Buharlıların Yelkenlilere Üstünlük Sağlaması



Yüklə 0,71 Mb.
səhifə7/24
tarix31.10.2017
ölçüsü0,71 Mb.
#24111
1   2   3   4   5   6   7   8   9   10   ...   24

1.6 Buharlıların Yelkenlilere Üstünlük Sağlaması


Bilindiği gibi ilk başarılı buharlı gemi denemesi, Robert Foulton’un 1807’de yapmış olduğu Clermont adlı yandan çarklı tipte buharlı gemisini Hudson Nehri’nde yüzdürmesidir. Daha sonra İngilizler, 1812’de Comet adındaki ilk buharlı gemilerini Clyde nehri üzerinde yüzdürmeyi başardılar.57 Bundan kısa bir süre sonra Fransızların 1816’da İngiltere’den satın aldığı Elise adındaki buharlı gemi, Seine Nehri’nde işlemeye başladı. 1818’e gelindiğinde Rob Roy adındaki İngiliz buharlısı ilk defa denize açılarak Calais ile Douvres arasında seferler yaptı. Fransızların Akdeniz’e açılan ilk buharlısı ise Marsilyalı Armatör Pierre Andriel adına 1818’de Napoli’de inşa edilen Ferdinando Primo adlı buharlı gemiydi.58 Aynı dönemde Avusturya da ilk buharlı gemi denemelerini başarılı bir şekilde Tuna nehri üzerinde gerçekleştirmişti.
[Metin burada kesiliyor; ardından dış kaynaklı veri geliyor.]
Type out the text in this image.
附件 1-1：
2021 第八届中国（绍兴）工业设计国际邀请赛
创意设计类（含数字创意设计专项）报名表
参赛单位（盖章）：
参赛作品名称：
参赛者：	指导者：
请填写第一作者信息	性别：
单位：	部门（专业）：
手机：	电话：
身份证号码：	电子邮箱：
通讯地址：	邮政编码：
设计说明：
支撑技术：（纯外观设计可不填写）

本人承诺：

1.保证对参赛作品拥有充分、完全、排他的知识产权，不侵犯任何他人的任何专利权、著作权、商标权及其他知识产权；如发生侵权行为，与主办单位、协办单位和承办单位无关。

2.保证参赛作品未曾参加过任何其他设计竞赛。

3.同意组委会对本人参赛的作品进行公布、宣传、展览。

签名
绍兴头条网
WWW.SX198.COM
Buharlılar için diğer bir avantaj da yukarıda değindiğimiz “demirin gemilerde kullanılması” ile buhar gücünün denizcilikte kullanılmaya başlamasının hemen hemen aynı döneme denk gelmesidir. Buhar gücü emekleme döneminden sonra yavaş yavaş gemilerde yerini iyiden iyiye sağlamlaştırmaya başlamıştı. Bu yeni güce bağlı olarak gemi yapımında demir kullanılması git gide artmaktaydı. Bu şekilde kazanlar ve makineler için ihtiyaç duyulan büyük ve sağlam hacimler, demirin yapım malzemesi olarak kullanılması ile kolaylıkla sağlanabiliyordu.
Buharlıların gelişimi o kadar hızlı olmuştu ki birçok buharlı kumpanyasının filolarının neredeyse tamamına yakını buharlılardan oluşmaktaydı. Bakü’deki petrol havzasından Marsilya’ya petrol taşıyabilmek yelkenlilerle mümkün olamazken buharlılarla sıradan bir faaliyet haline gelivermişti. Fransız Paquet Vapur Kumpanyası sahip olduğu buharlılarla Karadeniz’deki bu karlı ticarete hakim duruma gelmişti. Yine Yunan Papayanni kumpanyası sadece petrol taşıyabilmek için büyük bir petrol tankı olan yüksek tonajlı buharlı satın almıştı.59
Buharlı teknolojisinde görülen bu gelişmelere rağmen yukarıda da bahsedildiği üzere yelkenliler 1860’ların sonlarına kadar çay nakliyatının yanısıra tuz, şap, kereste ve sair taşımacılıkta buharlılara oranla daha fazla tercih edildi. Buharlılar ise ilk etapta yakıt ikmalinden dolayı kısa mesafeli hatlarda kullanıldı, daha sonra tonaj ve hızdaki artışa bağlı olarak uzun mesafelere geçildiği ve yelkenlilere tamamen üstünlük sağladı. Hatta yüzyılın sonuna gelindiğinde kiremit, demir, çimento, hırdavat, koyun, inek, at vs. ne kadar emtia varsa hepsi buharlılarla taşınır hale gelmişti.60
1800’lerin son yıllarında yaşayan birinin gözüyle yelkenlilerin denizlere bir daha dönüp dönmeyeceği konusunda yapılan yorumlar oldukça ilginçtir. Süveyş Kanalı’nın başarısından sonra gözler Panama’ ya çevrilmiştir ve burada da benzer bir kanal yapılmasından sonra Cape Horn’un güneyinden dolaşan yelkenlilerin bir daha görülüp görülmeyeceği merak konusu olmuştur. Yüzyıllardan beri yoğun şekilde kullanılan bu suyollarının bir anda kuş uçmaz kervan geçmez denizlere dönüşeceği düşüncesi garipsenmektedir.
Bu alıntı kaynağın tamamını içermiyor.